Thanks for taking time to run the code. First I'll comment on some of the 
technical issues you raised, then the others (not in order).

`Your results are as valid for AMD or other processors as they are for Intel...`

Good. I'm glad to see it's seems consistent across different cpu systems.

`` It is just a Sieve of Eratosthenes with a high degree of wheel factorization 
applied using residue bit planes as has been well known, at least by Berstein 
of Berstein and Atkin fame... `` Actually no. The algorithm attributed to 
Eratosthenes (more ancient societies/cultures knew how to identify primes way 
before him) is conceptually fundamentally different.

1) The Classical Sieve of Eratothenes (CSoE) needs to search the whole integer 
number space up to some N (see 
[https://en.wikipedia.org/wiki/Sieve_of_Eratosthenes)](https://en.wikipedia.org/wiki/Sieve_of_Eratosthenes\)).
 The Optimized SoE (OSoe) seeks to reduce the number space (by skipping even 
number, factors of 3, 5, etc) but fundamentally still use as their starting/end 
points the whole number space up to N. The OSoEs talk nothing about Prime 
Generators, residues, etc.

2) My methods are fundamemtally different in conception and implementation. 
They are based on Prime Generator math. You always start with a greatly reduced 
number space that contains all the primes up to N, so you always inherently do 
less work (sieving prime multiples) to identify the primes.
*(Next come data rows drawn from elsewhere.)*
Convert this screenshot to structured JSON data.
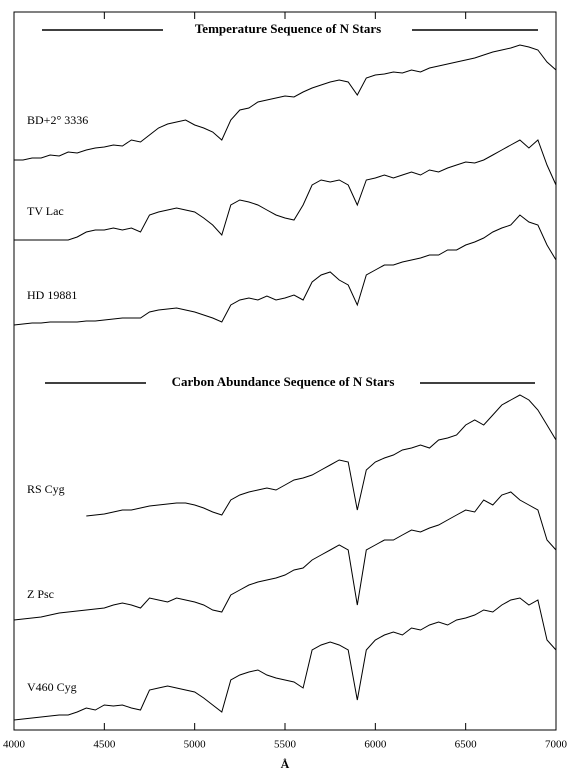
{
  "chart_data": {
    "type": "line",
    "annotations": [
      "Temperature Sequence of N Stars",
      "Carbon Abundance Sequence of N Stars"
    ],
    "xlabel": "Å",
    "xlim": [
      4000,
      7000
    ],
    "xticks": [
      4000,
      4500,
      5000,
      5500,
      6000,
      6500,
      7000
    ],
    "ylim": [
      0,
      720
    ],
    "x": [
      4000,
      4050,
      4100,
      4150,
      4200,
      4250,
      4300,
      4350,
      4400,
      4450,
      4500,
      4550,
      4600,
      4650,
      4700,
      4750,
      4800,
      4850,
      4900,
      4950,
      5000,
      5050,
      5100,
      5150,
      5200,
      5250,
      5300,
      5350,
      5400,
      5450,
      5500,
      5550,
      5600,
      5650,
      5700,
      5750,
      5800,
      5850,
      5900,
      5950,
      6000,
      6050,
      6100,
      6150,
      6200,
      6250,
      6300,
      6350,
      6400,
      6450,
      6500,
      6550,
      6600,
      6650,
      6700,
      6750,
      6800,
      6850,
      6900,
      6950,
      7000
    ],
    "series": [
      {
        "name": "BD+2° 3336",
        "color": "#000000",
        "values": [
          570,
          570,
          572,
          572,
          575,
          574,
          578,
          577,
          580,
          582,
          583,
          585,
          584,
          590,
          588,
          595,
          602,
          606,
          608,
          610,
          605,
          602,
          598,
          590,
          610,
          620,
          622,
          628,
          630,
          632,
          634,
          633,
          638,
          642,
          645,
          648,
          650,
          648,
          635,
          652,
          655,
          656,
          658,
          657,
          660,
          658,
          662,
          664,
          666,
          668,
          670,
          672,
          675,
          678,
          680,
          682,
          685,
          683,
          680,
          668,
          660
        ]
      },
      {
        "name": "TV Lac",
        "color": "#000000",
        "values": [
          490,
          490,
          490,
          490,
          490,
          490,
          490,
          493,
          498,
          500,
          500,
          502,
          500,
          502,
          498,
          515,
          518,
          520,
          522,
          520,
          518,
          512,
          505,
          495,
          525,
          530,
          528,
          525,
          520,
          515,
          512,
          510,
          525,
          545,
          550,
          548,
          550,
          545,
          525,
          550,
          552,
          555,
          552,
          555,
          558,
          555,
          560,
          558,
          562,
          565,
          568,
          567,
          570,
          575,
          580,
          585,
          590,
          582,
          590,
          565,
          545
        ]
      },
      {
        "name": "HD 19881",
        "color": "#000000",
        "values": [
          405,
          406,
          407,
          407,
          408,
          408,
          408,
          408,
          409,
          409,
          410,
          411,
          412,
          412,
          412,
          418,
          420,
          421,
          422,
          420,
          418,
          415,
          412,
          408,
          425,
          430,
          432,
          430,
          434,
          430,
          432,
          435,
          430,
          448,
          455,
          458,
          450,
          445,
          425,
          455,
          460,
          465,
          465,
          468,
          470,
          472,
          475,
          475,
          480,
          480,
          485,
          488,
          492,
          498,
          502,
          505,
          515,
          508,
          505,
          485,
          470
        ]
      },
      {
        "name": "RS Cyg",
        "color": "#000000",
        "values": [
          null,
          null,
          null,
          null,
          null,
          null,
          null,
          null,
          214,
          215,
          216,
          218,
          220,
          220,
          222,
          224,
          225,
          226,
          227,
          227,
          225,
          222,
          218,
          215,
          230,
          235,
          238,
          240,
          242,
          240,
          245,
          250,
          252,
          255,
          260,
          265,
          270,
          268,
          220,
          260,
          268,
          272,
          275,
          280,
          282,
          285,
          282,
          290,
          292,
          295,
          305,
          310,
          305,
          315,
          325,
          330,
          335,
          330,
          320,
          305,
          290
        ]
      },
      {
        "name": "Z Psc",
        "color": "#000000",
        "values": [
          110,
          111,
          112,
          113,
          115,
          117,
          118,
          119,
          120,
          121,
          122,
          125,
          127,
          125,
          122,
          132,
          130,
          128,
          132,
          130,
          128,
          125,
          120,
          118,
          135,
          140,
          145,
          148,
          150,
          152,
          155,
          160,
          162,
          170,
          175,
          180,
          185,
          180,
          125,
          180,
          185,
          190,
          190,
          195,
          200,
          198,
          202,
          205,
          210,
          215,
          220,
          218,
          230,
          225,
          235,
          238,
          230,
          225,
          220,
          190,
          180
        ]
      },
      {
        "name": "V460 Cyg",
        "color": "#000000",
        "values": [
          10,
          11,
          12,
          13,
          14,
          15,
          15,
          18,
          22,
          20,
          25,
          24,
          25,
          22,
          20,
          40,
          42,
          44,
          42,
          40,
          38,
          32,
          25,
          18,
          50,
          55,
          58,
          60,
          55,
          52,
          50,
          48,
          42,
          80,
          85,
          88,
          85,
          80,
          30,
          80,
          90,
          95,
          98,
          95,
          102,
          100,
          105,
          108,
          105,
          110,
          112,
          115,
          120,
          118,
          125,
          130,
          132,
          125,
          130,
          90,
          80
        ]
      }
    ]
  }
}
They are also 
modern, as they are inherently structuctured to be optimally done in parallel.

I am not aware of anything in writing that comes close to describing the 
totality of an algorithm similar to mine, and certainly have not seen any coded 
implementation of such an algorithm. I would urge you to read my prior papers 
cited as references.

`` However, you are right that it is a great algorithm and something that Kim 
Walisch of primesieve missed as he persisted in byte packing the PG5 residues 
into a byte "because it works out - eight values in eight bits" and missed that 
by so doing he is reducing the effective range of each CPU L1 cache range with 
a subsequent loss of efficiency. ``

I first emailed Kim my "The Segmente Sieve of Zakiya (SSoZ)" when released in 
2014 (7 years ago), and subsequent papers. He knows about my work, and if you 
start looking at his iterations of Primesieve you'll see it's incorporated 
aspects of it. And that's good! I was trying to make him aware of how to do his 
sieve better (and get him to do a C++ version of mine).
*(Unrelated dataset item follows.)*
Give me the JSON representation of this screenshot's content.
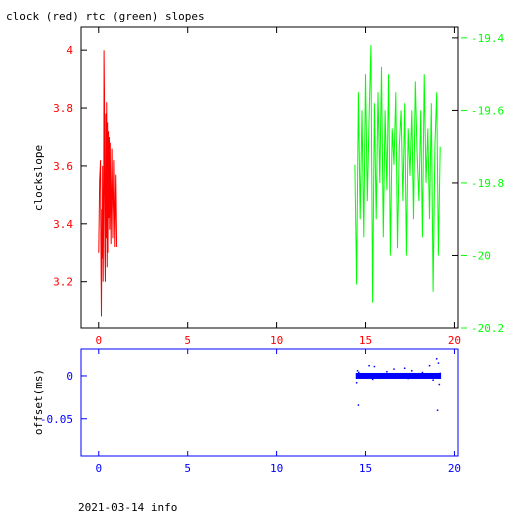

But doing wheel factorization is just that, a means to reduce the number space 
starting from the total number space up to N. The optimum approach is to stay 
strictly within the number space of the Prime Generators, which is optimal by 
their structure for their given size.

`` Now, I am in process of writing a Sieve of Eratosthenes that uses all of the 
optimizations I mention here and more that should be up to about 20% faster 
than primesieve even for just counting primes, and if I adapted your twin 
primes technique to that it would also find twin primes much much faster.

It's also easy to see the optimizations that could make your code about twice 
as fast as it is currently... ``

Great! I look forward to seeing your code, and benchmark results.
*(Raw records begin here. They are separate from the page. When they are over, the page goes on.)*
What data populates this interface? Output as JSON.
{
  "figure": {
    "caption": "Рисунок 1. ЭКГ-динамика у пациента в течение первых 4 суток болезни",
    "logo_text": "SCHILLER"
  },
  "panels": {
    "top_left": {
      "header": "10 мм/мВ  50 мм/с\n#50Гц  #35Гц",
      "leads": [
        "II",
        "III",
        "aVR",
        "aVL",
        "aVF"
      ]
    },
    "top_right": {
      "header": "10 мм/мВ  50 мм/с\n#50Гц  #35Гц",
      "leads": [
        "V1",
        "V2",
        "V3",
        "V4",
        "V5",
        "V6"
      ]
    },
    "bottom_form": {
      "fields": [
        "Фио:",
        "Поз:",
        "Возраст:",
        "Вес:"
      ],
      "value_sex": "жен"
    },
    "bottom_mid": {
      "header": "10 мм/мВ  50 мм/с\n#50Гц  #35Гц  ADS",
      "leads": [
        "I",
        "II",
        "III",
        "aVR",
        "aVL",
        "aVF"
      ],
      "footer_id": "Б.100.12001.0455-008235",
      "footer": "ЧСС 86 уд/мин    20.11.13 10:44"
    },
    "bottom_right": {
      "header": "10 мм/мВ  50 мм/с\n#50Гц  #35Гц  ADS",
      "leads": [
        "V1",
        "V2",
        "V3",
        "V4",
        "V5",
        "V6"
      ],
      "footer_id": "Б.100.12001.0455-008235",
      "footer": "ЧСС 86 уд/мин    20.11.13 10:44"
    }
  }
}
There are two straightforward ways to further optimize my implementation: 1) 
Optimize the tuning algorithm to select the best segment size and PG for a 
given N or range, and 2) Give it more threads! In fact, this algorithm screams 
out for GPU implementations (Cuda/NVIDIA, Opencl, etc), and distributed 
networks (clouds).

Ok, now to address your non-technical comments.

`` While it's great that you are doing innovative things with Nim as your 
chosen language, naming this sieving algorithm after yourself as something 
unique is stretching things... ``

First off, I became aware of what I call Prime Generators in 2008. All my 
original development coding was done in Ruby (which I still use to prototype 
with). Then in 2014 I (by default) used C++ to do the Segmented Sieve of Zakiya 
(SSoZ), to be able to (back then on my laptop) use OpenMP for parallel 
processing. When I learned about Nim, and saw it could do (actual) 
multi-threaded processing, I began learning and using it. Its so much simpler 
and fun than C++ (much better syntax). So this has been an 11 year journey (so 
far) in continual learning.

It's interesting you raise an issue of naming my work after myself. I mean 
after all, if you look on wikipedia, besides the Soe, it has pages for the 
Sieve of Atkins, even though Daniel J. Bernstein as a grad student did all the 
programming for it 
([https://en.wikipedia.org/wiki/Sieve_of_Atkin)](https://en.wikipedia.org/wiki/Sieve_of_Atkin\)),
 and Sieve of Sundaram 
([https://en.wikipedia.org/wiki/Sieve_of_Sundaram)](https://en.wikipedia.org/wiki/Sieve_of_Sundaram\)).
 It was just logical to name the techniques after me so people knew who to 
contact about it.

But, again, thanks for being interested enough to read the paper and run the 
code. If you have any other questions or suggetions I'd be happy to hear them. 
I'm very interested in other innovative and imaginative implementations.